Dean didn’t really notice, at first, that there was someone with Sam. Probably a stupid thing not to notice - why would Sam be bringing someone with him? Does he think he’ll need backup, does he seriously.... okay, it makes sense. Dean should have probably been more concerned with is Sam really Sam, honestly, but he wasn’t, he knew Sam was Sam - but if their positions were reversed he’d be suspicious, too.
When he did realize, he expected the vague shape of a head in the passenger seat to be some guy Sam knew and thought would be suitable backup if this went south, some hunter or something, or maybe that Castiel “angel”-dude who’d said he was coming over here, too. So when the person got out, and it was woman, he was a little confused for all of about ten seconds, before he recognized her, and then it felt like he couldn’t breathe.

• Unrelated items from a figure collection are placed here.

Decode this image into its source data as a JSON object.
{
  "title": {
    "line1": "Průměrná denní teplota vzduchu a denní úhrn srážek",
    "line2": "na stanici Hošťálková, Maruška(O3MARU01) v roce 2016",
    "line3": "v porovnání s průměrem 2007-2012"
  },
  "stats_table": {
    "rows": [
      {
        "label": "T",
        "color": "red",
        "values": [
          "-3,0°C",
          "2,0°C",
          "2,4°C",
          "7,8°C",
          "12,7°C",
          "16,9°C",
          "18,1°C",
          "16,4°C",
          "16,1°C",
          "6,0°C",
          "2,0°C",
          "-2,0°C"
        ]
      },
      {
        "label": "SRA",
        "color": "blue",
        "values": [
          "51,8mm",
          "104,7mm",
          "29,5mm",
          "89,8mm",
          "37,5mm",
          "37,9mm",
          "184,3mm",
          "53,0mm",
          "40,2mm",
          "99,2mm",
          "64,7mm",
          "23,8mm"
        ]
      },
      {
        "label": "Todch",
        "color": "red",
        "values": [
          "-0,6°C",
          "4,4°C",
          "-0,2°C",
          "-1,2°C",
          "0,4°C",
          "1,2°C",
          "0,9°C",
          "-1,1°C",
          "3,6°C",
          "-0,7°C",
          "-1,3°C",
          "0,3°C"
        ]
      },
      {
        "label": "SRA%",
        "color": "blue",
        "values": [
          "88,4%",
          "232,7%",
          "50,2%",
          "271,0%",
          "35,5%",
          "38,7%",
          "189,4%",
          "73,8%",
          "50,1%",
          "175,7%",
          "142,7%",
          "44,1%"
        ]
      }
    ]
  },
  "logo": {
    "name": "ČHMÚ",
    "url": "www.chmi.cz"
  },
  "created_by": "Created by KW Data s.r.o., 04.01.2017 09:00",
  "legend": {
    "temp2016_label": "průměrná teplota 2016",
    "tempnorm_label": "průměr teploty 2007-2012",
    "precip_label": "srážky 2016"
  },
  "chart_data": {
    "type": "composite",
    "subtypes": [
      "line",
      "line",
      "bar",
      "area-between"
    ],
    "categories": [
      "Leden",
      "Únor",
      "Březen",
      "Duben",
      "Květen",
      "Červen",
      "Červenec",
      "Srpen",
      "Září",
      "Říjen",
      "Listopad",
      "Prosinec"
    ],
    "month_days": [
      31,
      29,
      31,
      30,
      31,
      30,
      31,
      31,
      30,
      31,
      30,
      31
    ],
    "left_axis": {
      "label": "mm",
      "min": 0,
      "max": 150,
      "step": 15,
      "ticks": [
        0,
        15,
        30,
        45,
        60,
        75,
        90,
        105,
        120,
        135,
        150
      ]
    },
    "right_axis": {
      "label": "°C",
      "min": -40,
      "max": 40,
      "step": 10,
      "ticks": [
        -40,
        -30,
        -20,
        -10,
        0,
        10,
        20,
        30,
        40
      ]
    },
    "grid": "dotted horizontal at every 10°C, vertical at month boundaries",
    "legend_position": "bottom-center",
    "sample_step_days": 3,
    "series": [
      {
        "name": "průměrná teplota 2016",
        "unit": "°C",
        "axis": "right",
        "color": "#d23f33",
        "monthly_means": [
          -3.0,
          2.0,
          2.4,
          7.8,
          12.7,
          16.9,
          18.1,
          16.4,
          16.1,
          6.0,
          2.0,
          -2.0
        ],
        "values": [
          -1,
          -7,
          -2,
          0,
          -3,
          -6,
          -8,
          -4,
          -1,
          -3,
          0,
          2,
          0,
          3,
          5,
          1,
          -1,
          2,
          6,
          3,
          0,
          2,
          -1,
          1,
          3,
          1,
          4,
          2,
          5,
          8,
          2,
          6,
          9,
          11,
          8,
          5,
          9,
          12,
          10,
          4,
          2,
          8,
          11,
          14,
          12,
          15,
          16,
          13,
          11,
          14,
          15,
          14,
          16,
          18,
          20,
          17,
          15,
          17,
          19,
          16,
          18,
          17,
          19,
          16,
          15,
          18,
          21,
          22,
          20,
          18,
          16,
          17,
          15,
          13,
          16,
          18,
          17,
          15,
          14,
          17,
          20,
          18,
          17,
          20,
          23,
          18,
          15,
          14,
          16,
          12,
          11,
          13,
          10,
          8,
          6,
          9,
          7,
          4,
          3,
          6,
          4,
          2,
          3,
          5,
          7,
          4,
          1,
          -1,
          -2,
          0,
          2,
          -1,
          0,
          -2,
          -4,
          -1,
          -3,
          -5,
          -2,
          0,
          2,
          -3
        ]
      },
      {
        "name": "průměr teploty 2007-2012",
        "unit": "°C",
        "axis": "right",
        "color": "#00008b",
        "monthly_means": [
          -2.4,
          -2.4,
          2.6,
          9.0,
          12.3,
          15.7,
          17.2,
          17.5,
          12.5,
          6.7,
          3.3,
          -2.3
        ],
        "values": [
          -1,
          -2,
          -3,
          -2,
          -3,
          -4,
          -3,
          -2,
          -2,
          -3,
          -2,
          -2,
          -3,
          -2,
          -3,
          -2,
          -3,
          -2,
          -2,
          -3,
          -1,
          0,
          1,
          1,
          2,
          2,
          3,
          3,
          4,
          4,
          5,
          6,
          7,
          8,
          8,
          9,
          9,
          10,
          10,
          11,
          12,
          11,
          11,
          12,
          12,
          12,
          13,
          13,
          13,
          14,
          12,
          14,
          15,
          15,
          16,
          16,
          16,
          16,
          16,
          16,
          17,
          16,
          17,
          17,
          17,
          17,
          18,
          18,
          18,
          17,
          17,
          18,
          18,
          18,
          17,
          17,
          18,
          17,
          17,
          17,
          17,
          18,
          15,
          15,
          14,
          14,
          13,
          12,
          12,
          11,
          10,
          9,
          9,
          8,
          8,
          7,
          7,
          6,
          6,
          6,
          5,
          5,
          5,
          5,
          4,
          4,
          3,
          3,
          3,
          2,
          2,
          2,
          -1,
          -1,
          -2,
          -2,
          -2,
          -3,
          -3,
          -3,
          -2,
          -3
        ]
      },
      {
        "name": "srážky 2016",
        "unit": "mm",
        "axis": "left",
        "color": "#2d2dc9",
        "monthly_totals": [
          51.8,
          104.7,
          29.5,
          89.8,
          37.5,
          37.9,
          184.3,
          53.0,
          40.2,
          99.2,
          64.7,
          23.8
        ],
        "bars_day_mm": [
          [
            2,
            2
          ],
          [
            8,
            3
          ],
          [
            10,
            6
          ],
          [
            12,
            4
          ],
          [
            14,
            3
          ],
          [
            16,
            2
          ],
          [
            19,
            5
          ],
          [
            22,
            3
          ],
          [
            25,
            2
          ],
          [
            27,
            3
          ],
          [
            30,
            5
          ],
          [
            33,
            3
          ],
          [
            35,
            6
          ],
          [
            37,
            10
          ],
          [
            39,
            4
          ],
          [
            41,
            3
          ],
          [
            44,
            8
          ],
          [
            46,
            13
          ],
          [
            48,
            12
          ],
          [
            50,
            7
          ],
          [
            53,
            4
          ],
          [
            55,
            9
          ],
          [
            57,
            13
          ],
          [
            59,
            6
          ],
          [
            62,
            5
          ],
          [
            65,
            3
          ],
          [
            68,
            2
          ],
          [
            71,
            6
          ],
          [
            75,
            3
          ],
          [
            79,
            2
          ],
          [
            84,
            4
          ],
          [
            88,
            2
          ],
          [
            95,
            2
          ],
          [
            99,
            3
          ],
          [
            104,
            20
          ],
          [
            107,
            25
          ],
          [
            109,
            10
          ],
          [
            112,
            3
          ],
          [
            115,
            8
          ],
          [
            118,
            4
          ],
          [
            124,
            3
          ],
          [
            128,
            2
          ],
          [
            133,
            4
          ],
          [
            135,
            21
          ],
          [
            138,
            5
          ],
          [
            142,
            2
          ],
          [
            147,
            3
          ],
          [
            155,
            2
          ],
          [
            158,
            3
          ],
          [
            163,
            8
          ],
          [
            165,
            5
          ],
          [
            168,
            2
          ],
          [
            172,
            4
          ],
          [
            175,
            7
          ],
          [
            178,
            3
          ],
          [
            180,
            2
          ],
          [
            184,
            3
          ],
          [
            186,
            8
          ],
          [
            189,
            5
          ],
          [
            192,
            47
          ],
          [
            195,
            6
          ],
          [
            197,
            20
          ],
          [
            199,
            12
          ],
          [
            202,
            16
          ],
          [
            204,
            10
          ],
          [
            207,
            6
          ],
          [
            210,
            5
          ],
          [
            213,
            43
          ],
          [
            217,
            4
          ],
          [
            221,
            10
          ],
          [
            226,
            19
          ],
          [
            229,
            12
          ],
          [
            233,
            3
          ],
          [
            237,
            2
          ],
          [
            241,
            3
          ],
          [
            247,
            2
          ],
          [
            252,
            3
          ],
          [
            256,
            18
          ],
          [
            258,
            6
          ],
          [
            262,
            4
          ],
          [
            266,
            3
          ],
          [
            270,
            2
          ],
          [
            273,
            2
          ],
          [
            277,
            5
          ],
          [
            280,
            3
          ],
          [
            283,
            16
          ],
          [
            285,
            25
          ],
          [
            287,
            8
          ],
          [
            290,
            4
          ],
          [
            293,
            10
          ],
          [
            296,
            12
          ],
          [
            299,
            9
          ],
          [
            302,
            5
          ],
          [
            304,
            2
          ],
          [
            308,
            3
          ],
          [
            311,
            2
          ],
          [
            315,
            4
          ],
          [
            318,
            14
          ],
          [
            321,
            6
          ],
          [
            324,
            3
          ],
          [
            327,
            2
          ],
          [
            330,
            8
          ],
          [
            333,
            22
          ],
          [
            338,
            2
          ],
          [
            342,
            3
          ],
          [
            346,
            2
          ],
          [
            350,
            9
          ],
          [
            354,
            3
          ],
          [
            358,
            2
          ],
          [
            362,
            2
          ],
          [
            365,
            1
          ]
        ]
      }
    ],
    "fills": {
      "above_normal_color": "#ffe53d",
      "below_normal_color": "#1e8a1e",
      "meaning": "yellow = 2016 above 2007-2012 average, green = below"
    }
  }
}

Dean knew Mom was here - Sam said it was really her, and he’d kind of, in theory, come to terms with that. In theory, though, because in reality it was a little different, was a lot like being hit over the head with something heavy, because the last time he’d seen her he was four years old and then she’d died. Dad had died too, but while he missed his father and he was really hoping the man beside him was John Winchester, it was... different, the grief for Dad and the grief for Mom, and, hell, even the grief for Sam was different from that. Mom was a missing piece he’d lost so early on that it had gotten harder to remember her - her voice, her smile, her face - while Dad stuck in his memory a lot clearer, and Sam had come back before he’d had time to start to forget.
He was distantly aware that his brother was standing there, distantly aware of Dad or the thing that looked like him, at his side, but he was sort of staring at Mom, instead of paying either of them much attention at the moment, “Mom?” breathed quiet enough he didn’t think she’d be able to hear, and he took a shaky step forward and then couldn’t take another, frozen where he was.